Yong Woo Hong

The effect of phenylephrine and norepinephrine in patients with chronic pulmonary hypertension

In this study the effect of phenylephrine and norepinephrine for the treatment of systemic hypotension were evaluated in patients with chronic pulmonary hypertension. When systemic hypotension (systolic arterial pressure < 100 mmHg) occurred following induction of anaesthesia, either phenylephrine or norepinephrine were infused in a random manner to raise the systolic blood pressure by 30% and 50% above baseline values. Norepinephrine decreased the ratio of pulmonary arterial pressure to systemic blood pressure without a change in cardiac index. However, phenylephrine did not increase arterial blood pressure by more than 30% from baseline in one‐third of patients and decreased cardiac index without a significant decrease in ratio of pulmonary arterial pressure to systemic blood pressure. These vasoconstrictors showed different systemic and pulmonary haemodynamic effects in patients with chronic pulmonary hypertension as compared to acute pulmonary hypertension. Norepinephrine was considered to be preferable to phenylephrine for the treatment of hypotension in patients with chronic pulmonary hypertension.

Comparison of the Effects of Nicardipine and Sodium Nitroprusside for Control of Increased Blood Pressure after Coronary Artery Bypass Graft Surgery

We compared the haemodynamic effects of nicardipine and sodium nitroprusside after coronary artery bypass graft surgery. When post-surgery systolic blood pressure reached > 150 mmHg, patients were randomly given nicardipine (N group, n = 26) or sodium nitroprusside (S group, n = 21). The drugs were infused at a rate of 2 μg/kg per min for 10 min. If the target blood pressure (120-140 mmHg) was not achieved, the infusion rate was increased by 1 üg/kg per min every 10 min.

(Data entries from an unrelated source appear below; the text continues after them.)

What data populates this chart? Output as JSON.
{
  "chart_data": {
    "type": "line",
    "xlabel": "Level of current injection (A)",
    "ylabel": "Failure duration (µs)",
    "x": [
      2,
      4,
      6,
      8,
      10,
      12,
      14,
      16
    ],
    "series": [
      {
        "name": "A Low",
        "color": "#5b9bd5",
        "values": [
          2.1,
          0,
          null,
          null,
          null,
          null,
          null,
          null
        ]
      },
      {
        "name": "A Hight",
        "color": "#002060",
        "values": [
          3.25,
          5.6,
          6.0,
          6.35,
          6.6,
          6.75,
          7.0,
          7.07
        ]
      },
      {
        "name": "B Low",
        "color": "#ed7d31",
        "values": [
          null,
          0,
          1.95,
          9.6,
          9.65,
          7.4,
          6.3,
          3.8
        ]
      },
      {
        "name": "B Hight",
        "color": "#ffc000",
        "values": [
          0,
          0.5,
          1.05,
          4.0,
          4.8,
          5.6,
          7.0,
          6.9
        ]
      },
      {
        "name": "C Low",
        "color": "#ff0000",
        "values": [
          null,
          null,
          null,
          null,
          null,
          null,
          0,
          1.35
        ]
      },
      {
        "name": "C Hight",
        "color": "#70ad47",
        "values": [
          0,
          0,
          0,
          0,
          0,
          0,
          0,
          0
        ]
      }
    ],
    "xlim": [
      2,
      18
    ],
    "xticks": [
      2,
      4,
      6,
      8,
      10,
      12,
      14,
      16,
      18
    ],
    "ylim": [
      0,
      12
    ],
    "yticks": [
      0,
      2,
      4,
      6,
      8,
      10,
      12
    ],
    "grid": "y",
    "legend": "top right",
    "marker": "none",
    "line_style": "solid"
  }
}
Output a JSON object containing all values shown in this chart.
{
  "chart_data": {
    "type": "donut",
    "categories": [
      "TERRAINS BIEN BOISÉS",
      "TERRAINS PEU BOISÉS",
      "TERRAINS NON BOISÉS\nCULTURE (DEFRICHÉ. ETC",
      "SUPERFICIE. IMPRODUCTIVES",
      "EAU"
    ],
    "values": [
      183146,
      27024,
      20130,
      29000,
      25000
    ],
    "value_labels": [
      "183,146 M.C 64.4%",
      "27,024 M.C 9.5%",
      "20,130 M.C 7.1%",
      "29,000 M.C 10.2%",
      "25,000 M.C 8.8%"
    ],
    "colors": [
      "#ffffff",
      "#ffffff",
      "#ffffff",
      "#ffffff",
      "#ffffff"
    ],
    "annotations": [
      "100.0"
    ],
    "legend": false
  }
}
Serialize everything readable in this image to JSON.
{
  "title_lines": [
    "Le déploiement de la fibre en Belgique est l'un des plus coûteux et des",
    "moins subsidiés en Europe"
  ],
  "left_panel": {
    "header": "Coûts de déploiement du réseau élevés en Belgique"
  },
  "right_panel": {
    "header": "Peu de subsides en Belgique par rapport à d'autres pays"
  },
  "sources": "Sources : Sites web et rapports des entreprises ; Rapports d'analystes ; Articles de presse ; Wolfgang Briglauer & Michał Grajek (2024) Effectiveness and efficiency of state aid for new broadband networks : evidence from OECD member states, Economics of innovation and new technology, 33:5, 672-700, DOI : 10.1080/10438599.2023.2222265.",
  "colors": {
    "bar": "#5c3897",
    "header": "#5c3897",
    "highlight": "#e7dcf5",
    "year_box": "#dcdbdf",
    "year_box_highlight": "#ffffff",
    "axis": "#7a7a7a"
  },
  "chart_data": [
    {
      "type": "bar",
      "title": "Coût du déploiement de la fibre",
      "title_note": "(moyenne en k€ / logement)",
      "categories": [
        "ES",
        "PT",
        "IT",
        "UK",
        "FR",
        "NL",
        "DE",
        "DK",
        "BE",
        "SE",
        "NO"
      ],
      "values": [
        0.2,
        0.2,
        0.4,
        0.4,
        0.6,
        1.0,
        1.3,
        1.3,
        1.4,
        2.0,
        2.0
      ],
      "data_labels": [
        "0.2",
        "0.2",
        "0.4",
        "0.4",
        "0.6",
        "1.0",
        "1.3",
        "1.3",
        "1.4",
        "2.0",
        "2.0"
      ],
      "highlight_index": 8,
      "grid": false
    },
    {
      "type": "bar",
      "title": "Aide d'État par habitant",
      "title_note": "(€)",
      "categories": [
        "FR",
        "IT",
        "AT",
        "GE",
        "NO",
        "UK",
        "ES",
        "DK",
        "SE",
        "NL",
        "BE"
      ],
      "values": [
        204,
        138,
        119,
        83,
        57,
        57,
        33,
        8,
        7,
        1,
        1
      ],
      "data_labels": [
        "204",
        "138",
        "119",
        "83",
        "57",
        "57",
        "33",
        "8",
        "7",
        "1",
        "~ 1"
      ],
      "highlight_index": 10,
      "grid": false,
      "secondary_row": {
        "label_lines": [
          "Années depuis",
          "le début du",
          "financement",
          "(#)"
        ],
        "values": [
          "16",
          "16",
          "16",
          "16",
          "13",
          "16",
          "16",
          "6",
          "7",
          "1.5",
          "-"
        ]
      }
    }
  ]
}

Cardiac and stroke volume indices had increased significantly in the N group after 10 min and in both groups after 60 min. The infusion duration and total dose of drug were significantly lower in the N group compared with the S group. Nicardipine infusion controlled post-operative hypertension more rapidly and was superior to sodium nitroprusside in maintaining left ventricular performance immediately after drug infusion.

Haemodynamic effects of a milrinone infusion without a bolus in patients undergoing off-pump coronary artery bypass graft surgery

The haemodynamic effects of a continuous infusion of milrinone without an initial bolus dose were evaluated in patients undergoing off‐pump coronary artery bypass graft surgery. After internal mammary artery harvest, milrinone 0.5 μg.min−1.kg−1 (29 patients) or a normal saline infusion (33 patients) was started and continued until all graft anastomoses were completed. Haemodynamic variables were recorded before application of the tissue stabiliser, at 1, 3, 5 and 10 min after the application of the stabiliser, and after its removal. The administration of a milrinone infusion was associated with a smaller decrease in cardiac output and mixed venous oxygen saturation during all the coronary artery anastomoses, with no severe complications and a decreased dose of norepinephrine infused to maintain systemic arterial pressure.

The effect of milrinone on the right ventriclular function in patients with reduced right ventricular function undergoing off-pump coronary artery bypass graft surgery

This investigation evaluated the effect of continuous milrinone infusion on right ventriclular (RV) function during off-pump coronary artery bypass graft (OPCAB) surgery in patients with reduced RV function. Fifty patients scheduled for OPCAB, with thermodilution RV ejection fraction (RVEF) <35% after anesthesia induction, were randomly allocated to either milrinone (0.5 µg/kg/min) or control (saline) group. Hemodynamic variables and RV volumetric data measured by thermodilution method were collected as follows: after anesthesia induction (T1); 10 min after heart displacement for obtuse marginal artery anastomosis (T2); after pericardial closure (T3). Cardiac index and heart rate increased and systemic vascular resistance significantly decreased in milrinone group at T2. Initially lower RVEF of milrinone group was eventually comparable to control group after milrinone infusion. RVEF did not significantly change at T2 and T3 in both groups. RV end-diastolic volume in milrinone group consistently decreased from the baseline at T2 and T3. Continuous infusion of milrinone without a bolus demonstrated potentially beneficial effect on cardiac output and RV afterload in patients with reduced RV function during OPCAB. However, aggressive augmentation of intravascular volume seems to be necessary to maximize the effect of the milrinone in these patients.